ABELHAS NATIVAS, UMA SOLUÇÃO SEM PERSPECTIVA LEGAL



Atualmente as grandes economias mundiais buscam o desenvolvimento sustentável, mas o que vem a ser exatamente este conceito tão exposto na mídia?
“Entende-se por desenvolvimento sustentável aquele que procura satisfazer as necessidades das atuais gerações sem comprometer recursos destinados às futuras.” Nesse sentido todos devem ter a possibilidade de atingir níveis de desenvolvimento sócio-economico e cultural, primando pela racionalidade do correto emprego e devida preservação dos recursos da biosfera. — Essa definição surgiu na Comissão Mundial sobre Meio Ambiente e Desenvolvimento, criada pelas Nações Unidas para discutir e propor meios de harmonizar dois objetivos: o desenvolvimento econômico e a conservação ambiental.
 Hoje já ultrapassamos 7 bilhões de seres humanos sobre a Terra, e espera-se uma população de mais de 9 bilhões em 2050, consequentemente a pressão da necessidade alimentar também cresce no mesmo ritmo. Recursos como água, terras cultiváveis são cada vez mais valorizados. Segundo especialistas, a água poderá ser o pivô das próximas guerras. Mas na esteira da disponibilidade de água potável tem-se a disponibilidade de alimentos, e como todos já sabem desde os estudos primários, a base da cadeia alimentar de nosso planeta são os vegetais.
 Muito se fala em terras cultiváveis, investe-se milhões em tecnologia alimentar, sementes trangênicas de alta produtividade e resistência às pragas, adubos químicos, máquinas agrícolas com referenciamento por satélites, tecnologias de indução artificial de chuvas e/ou de irrigação forçada. No entanto, apesar de tanta tecnologia o mundo está começando a vislumbrar uma nova vertente de obstáculos até então não considerada: a redução e/ou desaparecimento dos polinizadores e principalmente dos polinizadores nativos.

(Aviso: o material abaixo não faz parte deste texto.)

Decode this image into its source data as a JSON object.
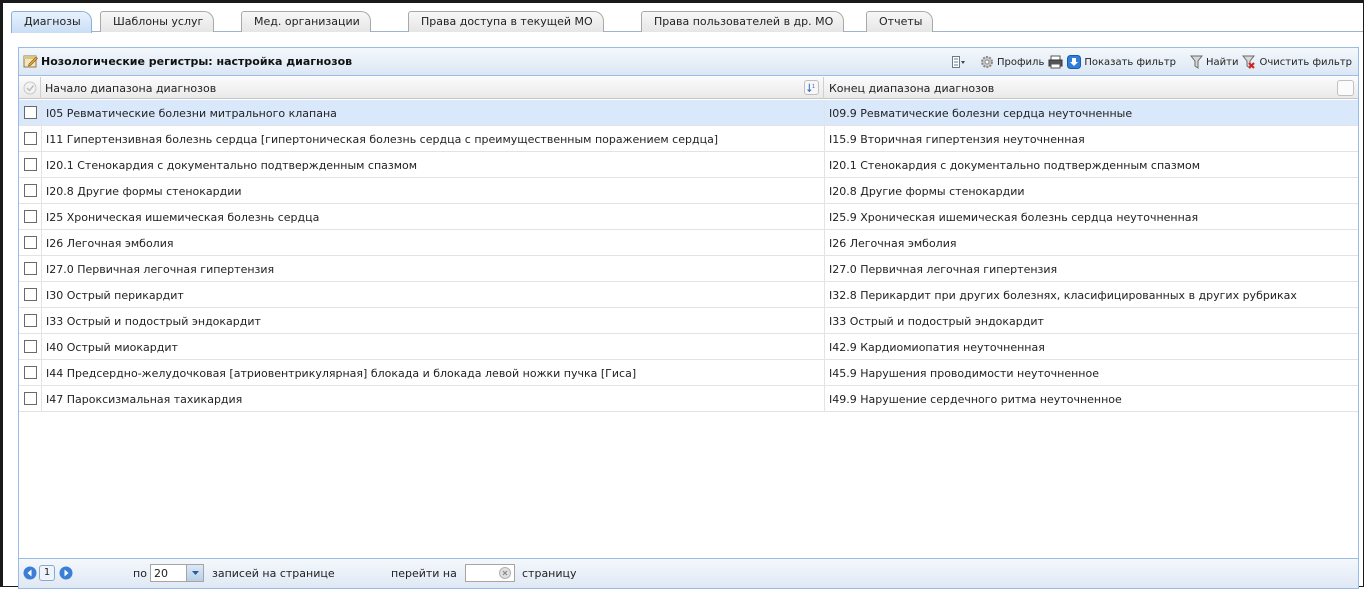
{
  "tabs": [
    {
      "label": "Диагнозы",
      "active": true
    },
    {
      "label": "Шаблоны услуг",
      "active": false
    },
    {
      "label": "Мед. организации",
      "active": false
    },
    {
      "label": "Права доступа в текущей МО",
      "active": false
    },
    {
      "label": "Права пользователей в др. МО",
      "active": false
    },
    {
      "label": "Отчеты",
      "active": false
    }
  ],
  "panel": {
    "title": "Нозологические регистры: настройка диагнозов",
    "toolbar": {
      "profile": "Профиль",
      "show_filter": "Показать фильтр",
      "find": "Найти",
      "clear_filter": "Очистить фильтр"
    }
  },
  "grid": {
    "columns": [
      "Начало диапазона диагнозов",
      "Конец диапазона диагнозов"
    ],
    "rows": [
      {
        "start": "I05 Ревматические болезни митрального клапана",
        "end": "I09.9 Ревматические болезни сердца неуточненные",
        "selected": true
      },
      {
        "start": "I11 Гипертензивная болезнь сердца [гипертоническая болезнь сердца с преимущественным поражением сердца]",
        "end": "I15.9 Вторичная гипертензия неуточненная"
      },
      {
        "start": "I20.1 Стенокардия с документально подтвержденным спазмом",
        "end": "I20.1 Стенокардия с документально подтвержденным спазмом"
      },
      {
        "start": "I20.8 Другие формы стенокардии",
        "end": "I20.8 Другие формы стенокардии"
      },
      {
        "start": "I25 Хроническая ишемическая болезнь сердца",
        "end": "I25.9 Хроническая ишемическая болезнь сердца неуточненная"
      },
      {
        "start": "I26 Легочная эмболия",
        "end": "I26 Легочная эмболия"
      },
      {
        "start": "I27.0 Первичная легочная гипертензия",
        "end": "I27.0 Первичная легочная гипертензия"
      },
      {
        "start": "I30 Острый перикардит",
        "end": "I32.8 Перикардит при других болезнях, класифицированных в других рубриках"
      },
      {
        "start": "I33 Острый и подострый эндокардит",
        "end": "I33 Острый и подострый эндокардит"
      },
      {
        "start": "I40 Острый миокардит",
        "end": "I42.9 Кардиомиопатия неуточненная"
      },
      {
        "start": "I44 Предсердно-желудочковая [атриовентрикулярная] блокада и блокада левой ножки пучка [Гиса]",
        "end": "I45.9 Нарушения проводимости неуточненное"
      },
      {
        "start": "I47 Пароксизмальная тахикардия",
        "end": "I49.9 Нарушение сердечного ритма неуточненное"
      }
    ]
  },
  "pager": {
    "page": "1",
    "per_prefix": "по",
    "per_page": "20",
    "per_suffix": "записей на странице",
    "goto_prefix": "перейти на",
    "goto_value": "",
    "goto_suffix": "страницу"
  },
  "colors": {
    "accent": "#99bbe8",
    "selected_row": "#d9e8fb"
  }
}
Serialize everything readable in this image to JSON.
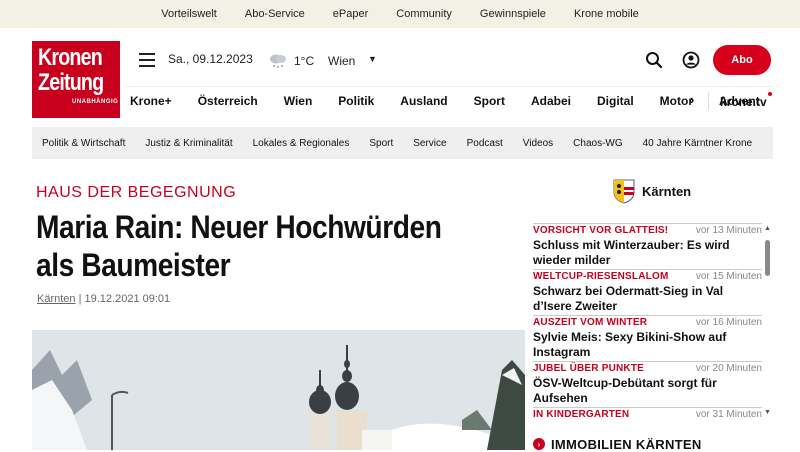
{
  "topbar": {
    "links": [
      "Vorteilswelt",
      "Abo-Service",
      "ePaper",
      "Community",
      "Gewinnspiele",
      "Krone mobile"
    ]
  },
  "logo": {
    "line1": "Kronen",
    "line2": "Zeitung",
    "tagline": "UNABHÄNGIG"
  },
  "header": {
    "date": "Sa., 09.12.2023",
    "temperature": "1°C",
    "city": "Wien",
    "abo_label": "Abo"
  },
  "mainnav": {
    "items": [
      "Krone+",
      "Österreich",
      "Wien",
      "Politik",
      "Ausland",
      "Sport",
      "Adabei",
      "Digital",
      "Motor",
      "Advent"
    ],
    "krone_tv": "krone.tv"
  },
  "subnav": {
    "items": [
      "Politik & Wirtschaft",
      "Justiz & Kriminalität",
      "Lokales & Regionales",
      "Sport",
      "Service",
      "Podcast",
      "Videos",
      "Chaos-WG",
      "40 Jahre Kärntner Krone"
    ]
  },
  "article": {
    "kicker": "HAUS DER BEGEGNUNG",
    "headline": "Maria Rain: Neuer Hochwürden als Baumeister",
    "category": "Kärnten",
    "date": "19.12.2021 09:01"
  },
  "sidebar": {
    "region": "Kärnten",
    "ticker": [
      {
        "kicker": "VORSICHT VOR GLATTEIS!",
        "time": "vor 13 Minuten",
        "title": "Schluss mit Winterzauber: Es wird wieder milder"
      },
      {
        "kicker": "WELTCUP-RIESENSLALOM",
        "time": "vor 15 Minuten",
        "title": "Schwarz bei Odermatt-Sieg in Val d’Isere Zweiter"
      },
      {
        "kicker": "AUSZEIT VOM WINTER",
        "time": "vor 16 Minuten",
        "title": "Sylvie Meis: Sexy Bikini-Show auf Instagram"
      },
      {
        "kicker": "JUBEL ÜBER PUNKTE",
        "time": "vor 20 Minuten",
        "title": "ÖSV-Weltcup-Debütant sorgt für Aufsehen"
      },
      {
        "kicker": "IN KINDERGARTEN",
        "time": "vor 31 Minuten",
        "title": ""
      }
    ],
    "immo_label": "IMMOBILIEN KÄRNTEN"
  },
  "colors": {
    "brand_red": "#c8001e",
    "topbar_bg": "#f3f1e5",
    "subnav_bg": "#efefef"
  }
}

Na maior parte das plantações comerciais espalhadas pelo mundo o foco desse problema tem se concentrado no fenômeno ainda não explicado do desaparecimento de enxames inteiros de APIS. No Brasil esta problemática do desaparecimento das APIS, apesar de significativa, ainda não sensibilizou as autoridades por um empenho maior em pesquisas sobre o tema. Mas..., porque a expectativa dessa problemática não tomou a mesma proporção em terras brasileiras tal como o temor verificado por governos de outros países? Talvez pela razão de que nossas plantações de modo geral continuam de vento em popa, com o nível de polinização ainda adequado. Como diz um velho ditado popular: não doeu no bolso!
 Na minha visão, a área de vegetação nativa existente no território nacional ainda é bem maior e significativa do que em países onde o fenômeno da falta de polinizadores tem sido acompanhado com maior intensidade. Acredito que nós brasileiros temos uma reserva biológica ainda intacta, da maior relevância, que se constitui num amortecedor de efeitos negativos registrados em outros continentes.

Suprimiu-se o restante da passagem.